5 Easy Steps to Charge Deep Cycle Marine Battery
Last Updated on August 4th, 2020
Charging a deep cycle marine battery is a lot different than charging a regular car battery. Some sailboat operators learn how to check the health of a marine battery with the help of a Digital Multimeter. Knowing how to operate a Digital Multimeter is vital, but you must also consider a few more factors.
For instance, a 150 amp-hour deep cycle battery when hooked with a 2 amp charger would typically take 75 hours to charge. When the same process is carried out with a charger with higher current ratings, it will get charged quicker.
This post is intended to get you acquainted with the deep cycle charging process. Once you have the correct tools and equipment (discussed further) at hand, you can dive into the easy-to-follow steps to charge your deep cycle battery to 100 percent.
Related Guide: How long Does A Deep Cycle Marine Battery Last
What is a Deep Cycle Battery
A deep cycle battery is a lead-acid battery designed to provide stable and uninterrupted power over extended periods. The more you charge and discharge a deep cycle battery, the depth of discharge (DOD) will get reduced. Meaning, a deep cycle battery allowed to reach the lower limit (45 percent charge) regularly will get discharged faster.
A deep cycle battery is capable of smoothly operating until it is 80-85 percent discharge. Manufacturers do not recommend using a battery that has only a few amps of power left. Ideally, you would want to recharge the battery when it reaches 50 percent discharge mark. Marine deep cycle batteries last longer when charged perpetually.
Here Are the 5 Easy Steps to Charge a Deep Cycle Marine Battery
Step 1: Clean the battery
The metal terminals of a deep cycle battery are always vulnerable to corrosion and rust. A corroded electrode lowers the battery charge time. It also leads to the disintegration of the metal terminals. Hence, before charging a deep cycle marine battery, it is always good to clean the terminals with the help of a dry cloth. Make sure you wear latex gloves to protect the skin on your hands from acid discharge.
Step 2: Disconnect the deep cycle battery
If your battery is located in a cramped cockpit, it would be beneficial to move it to open space, before charging.
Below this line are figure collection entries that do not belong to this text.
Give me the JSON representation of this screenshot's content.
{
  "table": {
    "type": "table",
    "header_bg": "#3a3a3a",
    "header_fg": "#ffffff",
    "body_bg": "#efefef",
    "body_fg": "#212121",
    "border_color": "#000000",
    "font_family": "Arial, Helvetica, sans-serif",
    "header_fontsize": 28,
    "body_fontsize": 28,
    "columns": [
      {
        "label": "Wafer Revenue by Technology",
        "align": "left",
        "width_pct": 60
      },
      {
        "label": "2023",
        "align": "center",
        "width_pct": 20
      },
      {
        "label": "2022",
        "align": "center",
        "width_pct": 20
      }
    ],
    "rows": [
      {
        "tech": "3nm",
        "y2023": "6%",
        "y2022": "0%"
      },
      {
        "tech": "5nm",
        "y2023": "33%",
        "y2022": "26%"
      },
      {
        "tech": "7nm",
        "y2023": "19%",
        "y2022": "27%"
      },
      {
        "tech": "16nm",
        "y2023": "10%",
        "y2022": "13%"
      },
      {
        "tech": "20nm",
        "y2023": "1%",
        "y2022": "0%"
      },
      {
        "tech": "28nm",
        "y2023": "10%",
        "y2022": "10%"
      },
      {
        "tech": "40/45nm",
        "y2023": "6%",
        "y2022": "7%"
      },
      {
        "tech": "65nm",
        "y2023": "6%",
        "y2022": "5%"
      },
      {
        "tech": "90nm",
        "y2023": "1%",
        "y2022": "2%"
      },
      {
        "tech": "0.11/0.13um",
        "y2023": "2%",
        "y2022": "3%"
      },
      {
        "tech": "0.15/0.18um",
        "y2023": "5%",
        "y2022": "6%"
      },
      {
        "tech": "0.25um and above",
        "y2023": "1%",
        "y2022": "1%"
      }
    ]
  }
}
First, disconnect the terminals and carry them to a dry place such as a deck.
Step 3: Uncover the battery
Before charging the battery, it is always right to check the electrolyte levels of each cell. To do this, you must uncover the battery and then pop-up the lid of each compartment. Make sure you are still wearing the latex gloves as concentrated H2SO4 can have pH levels around 1.31–1.34.
Step 4: Measure the specific gravity or relative density of the water with a hydrometer
The state of the charge of a starter marine battery can be determined with the help of a Digital Multimeter. However, to test the state of charge of a battery “cell,” you need to measure the electrolyte’s specific gravity (present inside a cell unit). A fluid with high specific gravity is dense and thick.
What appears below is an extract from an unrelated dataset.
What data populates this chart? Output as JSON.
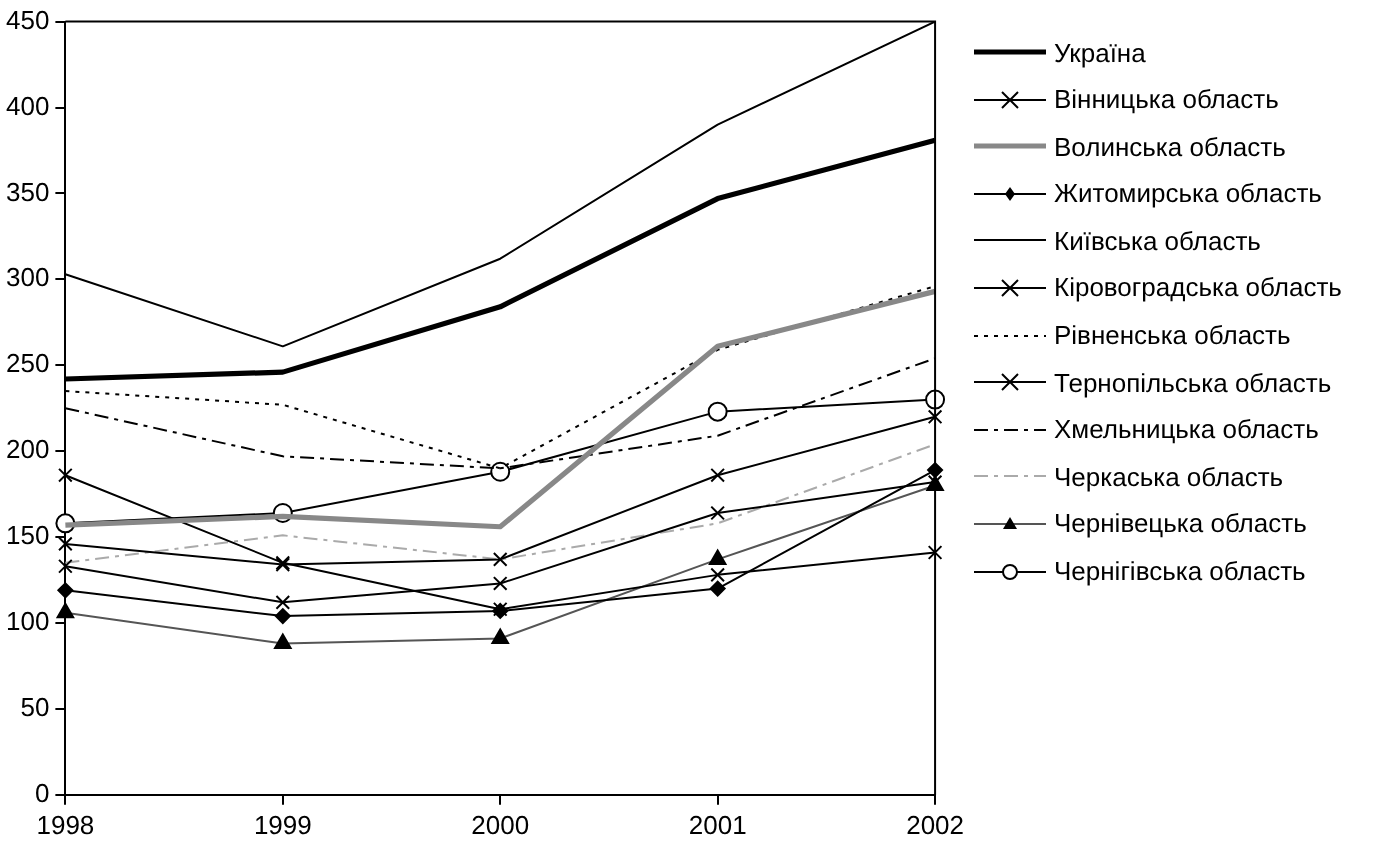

Similarly, in the case of H2SO4, the thicker the fluid, the higher the state of charge. The concentration of sulfuric acid in a fully charged deep cycle battery is 1.280. Anything above 1.270 indicates the battery does not need more charging. You should charge the battery when the concentration of the H2SO4 drops below 1.140.
You can measure the specific gravity of H2SO4 present in a battery cell with a battery hydrometer. Simply draw a few drops of H2SO4 into the hydrometer tube and check the color of the fluid. Brown color indicates the battery needs to be recharged. Use an electronic hydrometer to know the exact specific gravity value.
Step 5: Set the battery charger
Once you determine that the deep cycle marine battery needs charging, the next step would be to connect the battery terminals to a charger. Just a side note, some sailboat operators use a charger as a “maintainer.” A maintainer keeps the battery charged at all times, so there is no chance of self-discharge or battery getting over drained.
Since you are interested in one-time charging, I suggest connecting the battery terminals to an external power source. Connect the positive terminal of the battery to the positive terminal of the charger. Also, join the negative terminals of the battery and charger together. Now the battery is ready for charging, turn the charger on.
For more deep cycle battery charging recommendations, I would suggest you check out this document from USBattery. To know the correct charging time of a deep cycle marine battery, I would recommend reading the device nameplate or the instruction manual.